Why Is HTML Conversion So Hard?

Of maybe “why does MS Word suck so much” would be better.


I’m creating a bunch of stuff at work and am working off a script given to me to put in articles and activities. In one activity (for middle school age kids) it’s a mnemonics page that explains what they are and then gives the kids the chance to submit their own. Anyway, the word document has a section of the common mnemonics with the letters used highlighed. I had no desire to go and individually select a letter, bold it, find the next letter, etc, so I figured I’d just convert to HTML and copy and paste into the perl mason source file I was working in.


What a horrible, horrible mistake.


First of all, why can’t people create document->>HTML filters that don’t suck?


I tried in both word and Openoffice and neither gave me really satisfactory, “do it and you’re done” results.


The word source file for the text was 22k. Opening this up in Openoffice and selecting “save as webpage” resulted in a 4k HTML file. The file (here) contained minimul style information and only a couple of lines of CSS. The information within <HEAD> was only 12 lines. Most of the tags were sane but it seemed to put a lot of font color information in duplicate (why can’t filters be smart and realize that puting multiple “font black” tags around the same text is the same as putting only one around that text?). Some of the high bit characters were converted into garbage. So there’d still be some crap to get rid of, and I’d still have to go through and look for one or two stray characters every couple of lines and get rid of them.


Converting to HTML in word was just scary.

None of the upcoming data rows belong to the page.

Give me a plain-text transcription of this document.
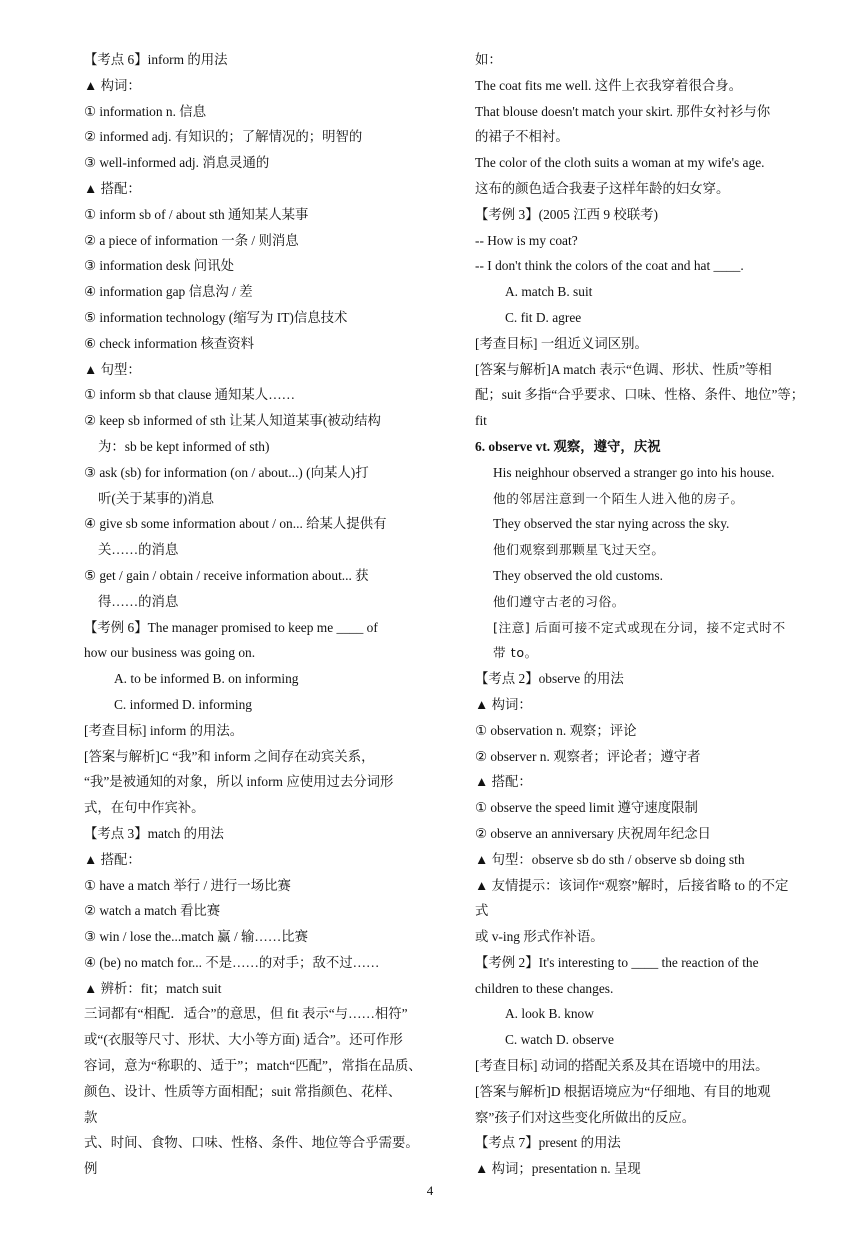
【考点 6】inform 的用法
▲ 构词：
① information n. 信息
② informed adj. 有知识的；了解情况的；明智的
③ well-informed adj. 消息灵通的
▲ 搭配：
① inform sb of / about sth 通知某人某事
② a piece of information 一条 / 则消息
③ information desk 问讯处
④ information gap 信息沟 / 差
⑤ information technology (缩写为 IT)信息技术
⑥ check information 核查资料
▲ 句型：
① inform sb that clause 通知某人……
② keep sb informed of sth 让某人知道某事(被动结构
为：sb be kept informed of sth)
③ ask (sb) for information (on / about...) (向某人)打
听(关于某事的)消息
④ give sb some information about / on... 给某人提供有
关……的消息
⑤ get / gain / obtain / receive information about... 获
得……的消息
【考例 6】The manager promised to keep me ____ of
how our business was going on.
A. to be informed B. on informing
C. informed D. informing
[考查目标] inform 的用法。
[答案与解析]C “我”和 inform 之间存在动宾关系，
“我”是被通知的对象，所以 inform 应使用过去分词形
式，在句中作宾补。
【考点 3】match 的用法
▲ 搭配：
① have a match 举行 / 进行一场比赛
② watch a match 看比赛
③ win / lose the...match 赢 / 输……比赛
④ (be) no match for... 不是……的对手；敌不过……
▲ 辨析：fit；match suit
三词都有“相配．适合”的意思，但 fit 表示“与……相符”
或“(衣服等尺寸、形状、大小等方面) 适合”。还可作形
容词，意为“称职的、适于”；match“匹配”，常指在品质、
颜色、设计、性质等方面相配；suit 常指颜色、花样、
款
式、时间、食物、口味、性格、条件、地位等合乎需要。
例
如：
The coat fits me well. 这件上衣我穿着很合身。
That blouse doesn't match your skirt. 那件女衬衫与你
的裙子不相衬。
The color of the cloth suits a woman at my wife's age.
这布的颜色适合我妻子这样年龄的妇女穿。
【考例 3】(2005 江西 9 校联考)
-- How is my coat?
-- I don't think the colors of the coat and hat ____.
A. match B. suit
C. fit D. agree
[考查目标] 一组近义词区别。
[答案与解析]A match 表示“色调、形状、性质”等相
配；suit 多指“合乎要求、口味、性格、条件、地位”等；
fit
6. observe vt. 观察，遵守，庆祝
His neighhour observed a stranger go into his house.
他的邻居注意到一个陌生人进入他的房子。
They observed the star nying across the sky.
他们观察到那颗星飞过天空。
They observed the old customs.
他们遵守古老的习俗。
[注意] 后面可接不定式或现在分词，接不定式时不
带 to。
【考点 2】observe 的用法
▲ 构词：
① observation n. 观察；评论
② observer n. 观察者；评论者；遵守者
▲ 搭配：
① observe the speed limit 遵守速度限制
② observe an anniversary 庆祝周年纪念日
▲ 句型：observe sb do sth / observe sb doing sth
▲ 友情提示：该词作“观察”解时，后接省略 to 的不定
式
或 v-ing 形式作补语。
【考例 2】It's interesting to ____ the reaction of the
children to these changes.
A. look B. know
C. watch D. observe
[考查目标] 动词的搭配关系及其在语境中的用法。
[答案与解析]D 根据语境应为“仔细地、有目的地观
察”孩子们对这些变化所做出的反应。
【考点 7】present 的用法
▲ 构词；presentation n. 呈现
4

While I saw their filters get better around the word 97-2000 era, they’ve gone back downhill. I realize that MS wants things to look just great and perfect and duplicate the look of the document itself but hey, it’s HTML! It’s not the word document anymore! Let it go!

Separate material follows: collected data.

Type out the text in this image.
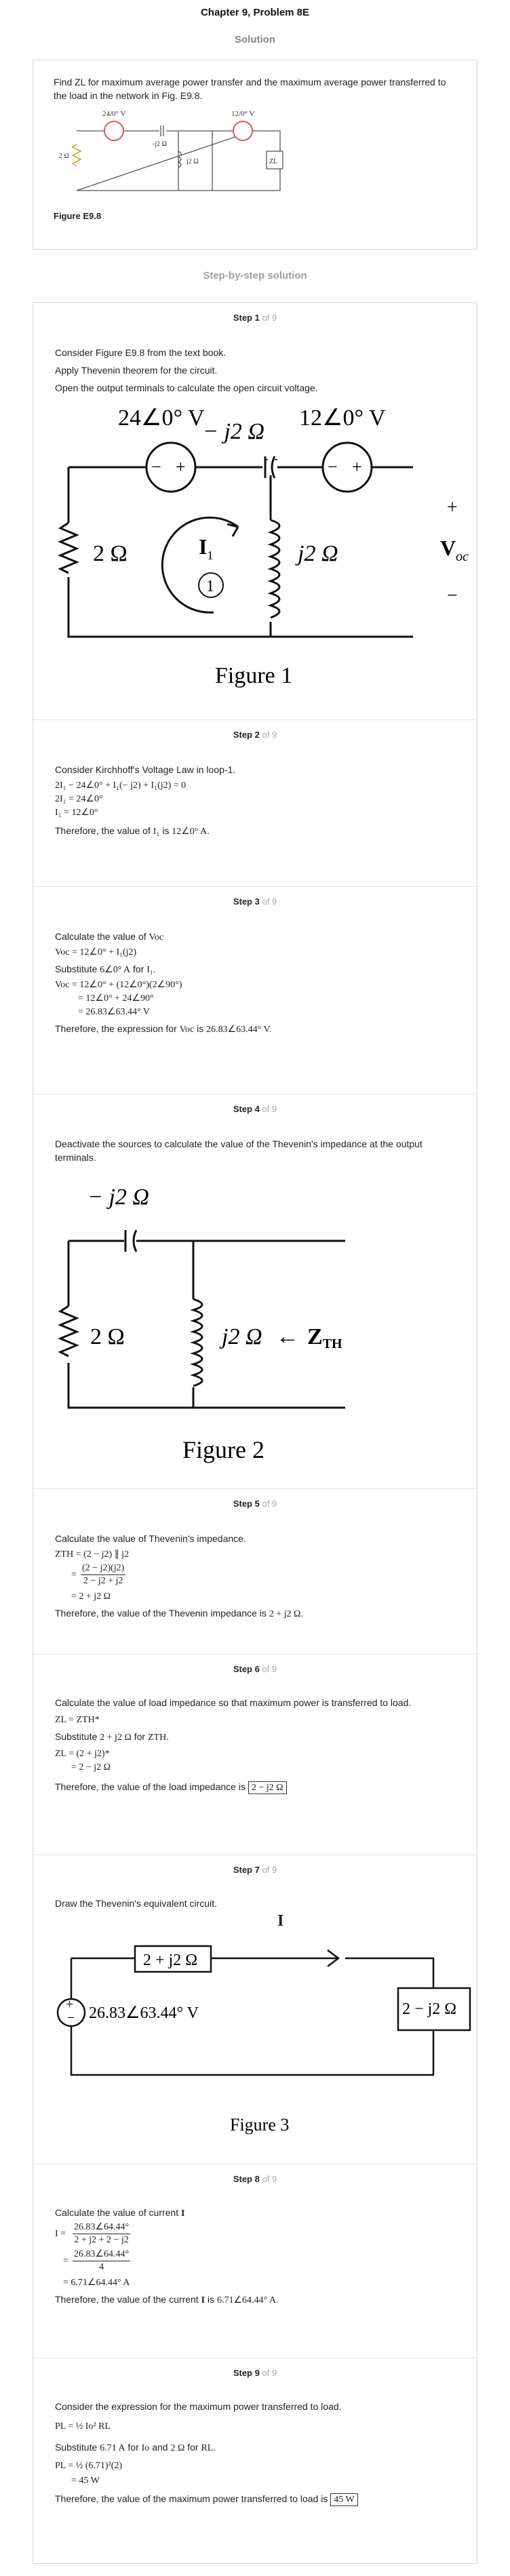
Chapter 9, Problem 8E
Solution
Find ZL for maximum average power transfer and the maximum average power transferred to the load in the network in Fig. E9.8.
24/0° V	12/0° V
-j2 Ω
j2 Ω
2 Ω
ZL
Figure E9.8
Step-by-step solution
Step 1 of 9
Consider Figure E9.8 from the text book.
Apply Thevenin theorem for the circuit.
Open the output terminals to calculate the open circuit voltage.
− +	− +
24∠0° V
− j2 Ω
12∠0° V
2 Ω	j2 Ω
+
−
$V_{oc}$
$I_1$
1
Figure 1
Step 2 of 9
Consider Kirchhoff's Voltage Law in loop-1.
2I₁ − 24∠0° + I₁(− j2) + I₁(j2) = 0
2I₁ = 24∠0°
I₁ = 12∠0°
Therefore, the value of I₁ is 12∠0° A.
Step 3 of 9
Calculate the value of Voc
Voc = 12∠0° + I₁(j2)
Substitute 6∠0° A for I₁.
Voc = 12∠0° + (12∠0°)(2∠90°)
= 12∠0° + 24∠90°
= 26.83∠63.44° V
Therefore, the expression for Voc is 26.83∠63.44° V.
Step 4 of 9
Deactivate the sources to calculate the value of the Thevenin's impedance at the output
terminals.
− j2 Ω
2 Ω	j2 Ω ← ZTH
Figure 2
Step 5 of 9
Calculate the value of Thevenin's impedance.
ZTH = (2 − j2) ∥ j2
=
(2 − j2)(j2)
2 − j2 + j2
= 2 + j2 Ω
Therefore, the value of the Thevenin impedance is 2 + j2 Ω.
Step 6 of 9
Calculate the value of load impedance so that maximum power is transferred to load.
ZL = ZTH*
Substitute 2 + j2 Ω for ZTH.
ZL = (2 + j2)*
= 2 − j2 Ω
Therefore, the value of the load impedance is 2 − j2 Ω
Step 7 of 9
Draw the Thevenin's equivalent circuit.
I
+
−
2 + j2 Ω
26.83∠63.44° V	2 − j2 Ω
Figure 3
Step 8 of 9
Calculate the value of current I
I =
26.83∠64.44°
2 + j2 + 2 − j2
=
26.83∠64.44°
4
= 6.71∠64.44° A
Therefore, the value of the current I is 6.71∠64.44° A.
Step 9 of 9
Consider the expression for the maximum power transferred to load.
PL = ½ Io² RL
Substitute 6.71 A for Io and 2 Ω for RL.
PL = ½ (6.71)²(2)
= 45 W
Therefore, the value of the maximum power transferred to load is 45 W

The result of “save as html” in MS Word-XP was a 10k file (here). It consisted of 109 lines in <HEAD>, a third or so of it commented out XML data containing the author name, save dates, statistics information of lines, paragraphs, and so on). The rest of it was all CSS defining font information. The tags were sane and it looked like the high characters were replaced with their proper HTML equivilents, which is good, and the embedded font tags mentioned above seemed to be taken care of. However, instead of using <B> to bold words it used a <B> tag with style information in it, meaning each tag was 35 characters longer than needed. And while useless font tags were not used, it did seem to randomly enjoy throwing in font and style information around blank spaces, meaning that a blank line was not a simple <P> tag, but 40 characters of other crap.

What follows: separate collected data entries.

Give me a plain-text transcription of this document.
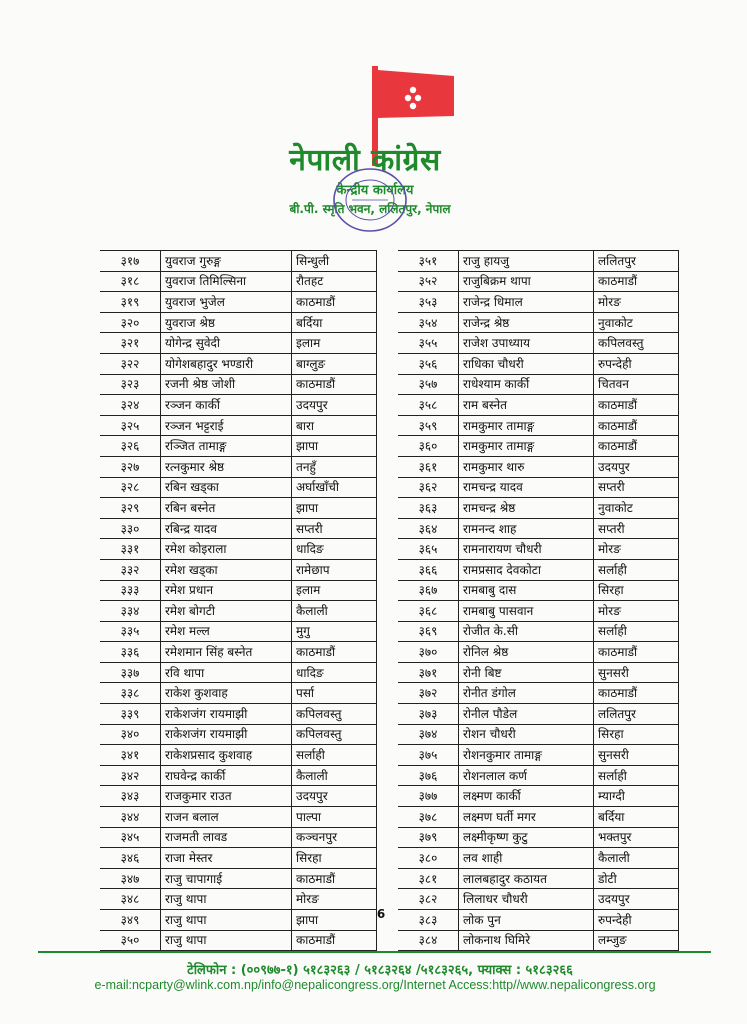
नेपाली कांग्रेस
केन्द्रीय कार्यालय
बी.पी. स्मृति भवन, ललितपुर, नेपाल
३१७	युवराज गुरुङ्ग	सिन्धुली
३१८	युवराज तिमिल्सिना	रौतहट
३१९	युवराज भुजेल	काठमाडौं
३२०	युवराज श्रेष्ठ	बर्दिया
३२१	योगेन्द्र सुवेदी	इलाम
३२२	योगेशबहादुर भण्डारी	बाग्लुङ
३२३	रजनी श्रेष्ठ जोशी	काठमाडौं
३२४	रञ्जन कार्की	उदयपुर
३२५	रञ्जन भट्टराई	बारा
३२६	रञ्जित तामाङ्ग	झापा
३२७	रत्नकुमार श्रेष्ठ	तनहुँ
३२८	रबिन खड्का	अर्घाखाँची
३२९	रबिन बस्नेत	झापा
३३०	रबिन्द्र यादव	सप्तरी
३३१	रमेश कोइराला	धादिङ
३३२	रमेश खड्का	रामेछाप
३३३	रमेश प्रधान	इलाम
३३४	रमेश बोगटी	कैलाली
३३५	रमेश मल्ल	मुगु
३३६	रमेशमान सिंह बस्नेत	काठमाडौं
३३७	रवि थापा	धादिङ
३३८	राकेश कुशवाह	पर्सा
३३९	राकेशजंग रायमाझी	कपिलवस्तु
३४०	राकेशजंग रायमाझी	कपिलवस्तु
३४१	राकेशप्रसाद कुशवाह	सर्लाही
३४२	राघवेन्द्र कार्की	कैलाली
३४३	राजकुमार राउत	उदयपुर
३४४	राजन बलाल	पाल्पा
३४५	राजमती लावड	कञ्चनपुर
३४६	राजा मेस्तर	सिरहा
३४७	राजु चापागाई	काठमाडौं
३४८	राजु थापा	मोरङ
३४९	राजु थापा	झापा
३५०	राजु थापा	काठमाडौं
३५१	राजु हायजु	ललितपुर
३५२	राजुबिक्रम थापा	काठमाडौं
३५३	राजेन्द्र धिमाल	मोरङ
३५४	राजेन्द्र श्रेष्ठ	नुवाकोट
३५५	राजेश उपाध्याय	कपिलवस्तु
३५६	राधिका चौधरी	रुपन्देही
३५७	राधेश्याम कार्की	चितवन
३५८	राम बस्नेत	काठमाडौं
३५९	रामकुमार तामाङ्ग	काठमाडौं
३६०	रामकुमार तामाङ्ग	काठमाडौं
३६१	रामकुमार थारु	उदयपुर
३६२	रामचन्द्र यादव	सप्तरी
३६३	रामचन्द्र श्रेष्ठ	नुवाकोट
३६४	रामनन्द शाह	सप्तरी
३६५	रामनारायण चौधरी	मोरङ
३६६	रामप्रसाद देवकोटा	सर्लाही
३६७	रामबाबु दास	सिरहा
३६८	रामबाबु पासवान	मोरङ
३६९	रोजीत के.सी	सर्लाही
३७०	रोनिल श्रेष्ठ	काठमाडौं
३७१	रोनी बिष्ट	सुनसरी
३७२	रोनीत डंगोल	काठमाडौं
३७३	रोनील पौडेल	ललितपुर
३७४	रोशन चौधरी	सिरहा
३७५	रोशनकुमार तामाङ्ग	सुनसरी
३७६	रोशनलाल कर्ण	सर्लाही
३७७	लक्ष्मण कार्की	म्याग्दी
३७८	लक्ष्मण घर्ती मगर	बर्दिया
३७९	लक्ष्मीकृष्ण कुटु	भक्तपुर
३८०	लव शाही	कैलाली
३८१	लालबहादुर कठायत	डोटी
३८२	लिलाधर चौधरी	उदयपुर
३८३	लोक पुन	रुपन्देही
३८४	लोकनाथ घिमिरे	लम्जुङ
6
टेलिफोन : (००९७७-१) ५१८३२६३ / ५१८३२६४ /५१८३२६५, फ्याक्स : ५१८३२६६
e-mail:ncparty@wlink.com.np/info@nepalicongress.org/Internet Access:http//www.nepalicongress.org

The end result is that both files render pretty much exactly the same, except that one is 10k and one is 4.


I could have created the HTML file that I wanted by sitting down and typing it out, but like I said I’m lazy. However, I’m going to make a bet that my end result would have not been nearly as ugly, but far less fun to laugh at.


I just want a filter that when I say save to HTML it does what I want. Give me the choice of attributes to save. Maybe I want to save font face information, maybe I don’t. Maybe I care about bolding or not. Maybe I just want the table structure (oh gads, I don’t want to think what any sort of layout would have done). I want a blank line to be represented by a simple P tag and not 40 extra characters. I don’t want to have to spend time going through and fixing up the conversion and getting rid of other tags and getting rid of garbage characters. I want the computer to help me and not hinder me.


Update Completely forgot to link to this page where James rants about similar things.